Saturday, May 17, 2008

Almas Suspeitosas Glorinha


Release

Almas Suspeitosas Texto: Hermano Leitão e Edson Navarro. Direção: Hermano Leitão. Com: Alexandre Ferreira, Daniela Dams, Dill Pires, Eiki Sasaki, Letícia Lavel, Neiva Maria, Mario de la Rosa, Yunes Chami. Comédia onde fé demais não cheira bem. Igreja Evangélica instala-se em frente a uma Igreja Católica e provoca concorrência de fiéis. Caso pára na Vara de uma juíza judia, que se vale de uma mãe de santo para dar sentença. Teatro do Centro da Terra – Rua Piracuama, 19, Perdizes. 100 lugares. Sábado: 21:00h, domingo, 19:00h. Ingresso: R$20,00. Meia entrada: R$10,00. 12 anos. Tel. 11 3675.1595. Estréia 07/06/08. Até 31/08/08. Estacionamento.

Dramaturgia
Almas Suspeitosas é uma comédia onde fé demais não cheira bem. O que se passa por debaixo de batinas e vestes ministeriais é o pano de fundo para uma estória de amor. Ao invés de oposição das famílias, a peça enfoca a rivalidade entre igrejas contra a comunhão carnal entre fiéis de diferentes crenças. São três atos mediados por corais.
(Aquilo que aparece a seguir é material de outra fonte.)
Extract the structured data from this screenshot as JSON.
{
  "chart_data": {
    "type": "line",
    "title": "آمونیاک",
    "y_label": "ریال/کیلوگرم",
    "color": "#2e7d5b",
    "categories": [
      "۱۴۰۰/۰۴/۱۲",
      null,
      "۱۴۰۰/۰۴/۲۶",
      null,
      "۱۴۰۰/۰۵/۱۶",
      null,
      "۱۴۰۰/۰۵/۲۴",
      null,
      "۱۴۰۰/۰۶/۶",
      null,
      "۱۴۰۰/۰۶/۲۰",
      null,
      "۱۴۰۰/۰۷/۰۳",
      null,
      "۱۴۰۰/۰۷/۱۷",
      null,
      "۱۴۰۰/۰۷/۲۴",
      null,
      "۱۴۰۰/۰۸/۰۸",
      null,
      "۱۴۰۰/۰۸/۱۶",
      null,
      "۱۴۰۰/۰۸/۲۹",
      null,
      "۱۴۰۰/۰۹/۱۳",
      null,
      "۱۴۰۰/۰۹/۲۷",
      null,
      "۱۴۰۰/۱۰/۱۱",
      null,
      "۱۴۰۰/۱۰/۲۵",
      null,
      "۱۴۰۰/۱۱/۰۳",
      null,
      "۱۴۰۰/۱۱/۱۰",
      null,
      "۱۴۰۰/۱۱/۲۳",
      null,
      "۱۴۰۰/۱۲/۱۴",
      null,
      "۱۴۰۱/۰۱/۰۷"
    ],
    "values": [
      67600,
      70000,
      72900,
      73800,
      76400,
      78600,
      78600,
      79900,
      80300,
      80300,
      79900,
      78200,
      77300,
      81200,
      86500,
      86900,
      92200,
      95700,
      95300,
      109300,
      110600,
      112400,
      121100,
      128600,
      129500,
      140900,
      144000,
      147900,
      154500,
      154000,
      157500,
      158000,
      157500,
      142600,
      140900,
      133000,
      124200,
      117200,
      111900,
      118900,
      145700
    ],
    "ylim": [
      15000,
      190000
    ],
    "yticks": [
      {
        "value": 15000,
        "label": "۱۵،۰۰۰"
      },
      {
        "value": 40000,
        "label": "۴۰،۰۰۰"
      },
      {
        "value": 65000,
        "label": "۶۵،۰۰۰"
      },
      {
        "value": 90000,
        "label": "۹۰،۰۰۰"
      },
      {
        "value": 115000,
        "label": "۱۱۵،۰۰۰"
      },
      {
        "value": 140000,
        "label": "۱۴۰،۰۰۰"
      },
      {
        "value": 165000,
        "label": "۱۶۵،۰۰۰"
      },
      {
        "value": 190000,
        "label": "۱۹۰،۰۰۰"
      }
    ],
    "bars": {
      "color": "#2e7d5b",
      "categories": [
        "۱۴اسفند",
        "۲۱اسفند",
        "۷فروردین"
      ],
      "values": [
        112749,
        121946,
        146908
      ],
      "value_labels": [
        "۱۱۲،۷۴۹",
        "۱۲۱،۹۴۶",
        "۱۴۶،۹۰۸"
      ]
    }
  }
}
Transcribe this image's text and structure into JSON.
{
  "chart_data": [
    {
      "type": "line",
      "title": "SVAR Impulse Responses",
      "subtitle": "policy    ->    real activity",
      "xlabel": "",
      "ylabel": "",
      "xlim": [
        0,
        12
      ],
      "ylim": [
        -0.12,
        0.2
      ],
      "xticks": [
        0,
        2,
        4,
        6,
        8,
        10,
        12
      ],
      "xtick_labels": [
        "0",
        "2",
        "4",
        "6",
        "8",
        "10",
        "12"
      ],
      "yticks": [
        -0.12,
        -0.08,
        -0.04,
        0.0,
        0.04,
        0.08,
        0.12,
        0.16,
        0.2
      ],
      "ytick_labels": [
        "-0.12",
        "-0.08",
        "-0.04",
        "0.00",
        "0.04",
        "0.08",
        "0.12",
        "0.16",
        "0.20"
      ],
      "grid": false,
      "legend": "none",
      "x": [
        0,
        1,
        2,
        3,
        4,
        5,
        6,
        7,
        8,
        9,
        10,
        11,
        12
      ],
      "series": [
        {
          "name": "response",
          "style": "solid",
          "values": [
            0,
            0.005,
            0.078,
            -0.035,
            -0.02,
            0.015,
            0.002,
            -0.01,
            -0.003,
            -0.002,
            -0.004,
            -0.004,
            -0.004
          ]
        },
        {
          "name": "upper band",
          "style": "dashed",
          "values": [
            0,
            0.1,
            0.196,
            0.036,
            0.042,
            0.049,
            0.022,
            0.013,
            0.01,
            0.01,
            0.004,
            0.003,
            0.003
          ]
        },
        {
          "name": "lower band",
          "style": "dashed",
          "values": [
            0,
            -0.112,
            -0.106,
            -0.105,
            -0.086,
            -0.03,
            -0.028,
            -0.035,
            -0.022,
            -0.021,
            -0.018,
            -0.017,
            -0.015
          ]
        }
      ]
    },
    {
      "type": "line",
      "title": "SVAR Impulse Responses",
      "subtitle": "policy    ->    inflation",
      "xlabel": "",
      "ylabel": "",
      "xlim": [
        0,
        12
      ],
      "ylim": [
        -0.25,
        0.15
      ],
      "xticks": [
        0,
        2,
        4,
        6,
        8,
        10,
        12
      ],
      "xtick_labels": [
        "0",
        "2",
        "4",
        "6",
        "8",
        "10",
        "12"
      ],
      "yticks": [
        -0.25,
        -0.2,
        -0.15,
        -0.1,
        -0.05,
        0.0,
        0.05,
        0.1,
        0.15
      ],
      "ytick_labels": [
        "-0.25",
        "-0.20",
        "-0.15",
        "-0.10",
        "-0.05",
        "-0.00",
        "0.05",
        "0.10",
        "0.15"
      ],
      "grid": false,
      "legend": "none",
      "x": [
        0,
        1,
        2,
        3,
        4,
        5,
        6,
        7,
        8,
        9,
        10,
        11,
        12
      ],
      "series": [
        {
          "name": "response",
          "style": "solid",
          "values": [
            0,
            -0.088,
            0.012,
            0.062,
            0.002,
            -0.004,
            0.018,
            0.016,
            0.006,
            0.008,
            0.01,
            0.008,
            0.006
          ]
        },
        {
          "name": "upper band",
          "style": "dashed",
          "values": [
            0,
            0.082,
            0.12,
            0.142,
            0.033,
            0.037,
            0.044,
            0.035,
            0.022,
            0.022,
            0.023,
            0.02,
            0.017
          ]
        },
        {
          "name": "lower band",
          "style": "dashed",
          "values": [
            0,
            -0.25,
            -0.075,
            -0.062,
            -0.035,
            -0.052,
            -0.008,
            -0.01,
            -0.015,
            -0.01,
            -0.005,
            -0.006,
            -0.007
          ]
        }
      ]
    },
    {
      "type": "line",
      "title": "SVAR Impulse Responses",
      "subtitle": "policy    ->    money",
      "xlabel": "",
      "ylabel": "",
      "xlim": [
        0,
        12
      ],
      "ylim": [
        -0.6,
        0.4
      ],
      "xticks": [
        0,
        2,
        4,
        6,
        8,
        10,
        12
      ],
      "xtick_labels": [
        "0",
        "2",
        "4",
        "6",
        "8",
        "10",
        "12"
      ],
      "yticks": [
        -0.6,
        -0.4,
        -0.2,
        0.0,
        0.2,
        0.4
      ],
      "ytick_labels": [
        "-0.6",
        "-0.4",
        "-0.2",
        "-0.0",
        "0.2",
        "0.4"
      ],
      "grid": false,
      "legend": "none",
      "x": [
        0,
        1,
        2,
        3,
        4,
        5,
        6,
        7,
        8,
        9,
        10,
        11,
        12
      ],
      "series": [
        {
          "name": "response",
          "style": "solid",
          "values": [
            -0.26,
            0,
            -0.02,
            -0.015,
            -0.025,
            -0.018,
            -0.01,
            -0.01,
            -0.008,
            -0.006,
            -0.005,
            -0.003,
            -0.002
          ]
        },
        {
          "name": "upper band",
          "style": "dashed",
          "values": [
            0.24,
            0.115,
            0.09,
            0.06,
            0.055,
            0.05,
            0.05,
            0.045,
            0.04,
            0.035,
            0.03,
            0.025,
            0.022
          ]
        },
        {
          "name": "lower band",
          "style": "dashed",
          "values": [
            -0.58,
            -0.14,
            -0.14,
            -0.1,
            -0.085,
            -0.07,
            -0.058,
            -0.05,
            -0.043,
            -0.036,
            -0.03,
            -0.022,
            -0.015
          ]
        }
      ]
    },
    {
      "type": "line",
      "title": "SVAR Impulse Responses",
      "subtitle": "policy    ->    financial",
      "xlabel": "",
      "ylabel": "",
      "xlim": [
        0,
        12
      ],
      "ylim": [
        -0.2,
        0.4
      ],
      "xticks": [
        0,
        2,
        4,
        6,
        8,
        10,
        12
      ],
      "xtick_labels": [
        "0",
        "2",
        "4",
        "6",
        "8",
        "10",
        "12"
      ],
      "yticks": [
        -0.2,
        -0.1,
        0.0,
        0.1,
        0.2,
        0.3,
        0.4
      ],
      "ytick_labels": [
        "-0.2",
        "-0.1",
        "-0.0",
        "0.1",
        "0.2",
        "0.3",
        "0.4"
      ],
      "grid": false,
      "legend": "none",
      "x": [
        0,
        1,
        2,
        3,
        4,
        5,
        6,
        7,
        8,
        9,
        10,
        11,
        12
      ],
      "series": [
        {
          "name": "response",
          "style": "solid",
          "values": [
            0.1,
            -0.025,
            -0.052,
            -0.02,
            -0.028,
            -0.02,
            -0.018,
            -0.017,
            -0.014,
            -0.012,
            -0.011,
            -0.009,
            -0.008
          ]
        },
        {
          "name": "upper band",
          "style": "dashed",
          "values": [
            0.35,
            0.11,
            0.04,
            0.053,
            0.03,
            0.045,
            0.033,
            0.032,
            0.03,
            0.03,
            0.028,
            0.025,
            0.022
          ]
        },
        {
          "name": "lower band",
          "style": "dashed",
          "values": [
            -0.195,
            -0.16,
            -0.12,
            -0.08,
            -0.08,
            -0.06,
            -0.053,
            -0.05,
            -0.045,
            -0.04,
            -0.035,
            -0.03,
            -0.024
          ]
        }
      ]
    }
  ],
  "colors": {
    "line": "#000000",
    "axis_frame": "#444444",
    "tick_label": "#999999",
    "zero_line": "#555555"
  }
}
No primeiro, o conflito da vizinhança indesejada entre católicos e evangélicos se desenvolve em paralelo à apresentação do estilo de cada igreja, além do móvel amoroso real da disputa. No segundo ato, o marketing evangélico é exposto para criar a tensão cômica do espetáculo. No terceiro, a pendenga é resolvida com a sentença salomônica de uma juíza judia, que considera relevante o depoimento de uma mãe de santo, pois ela cobra mais barato que o padre e o pastor par tirar o capeta do corpo dos fiéis.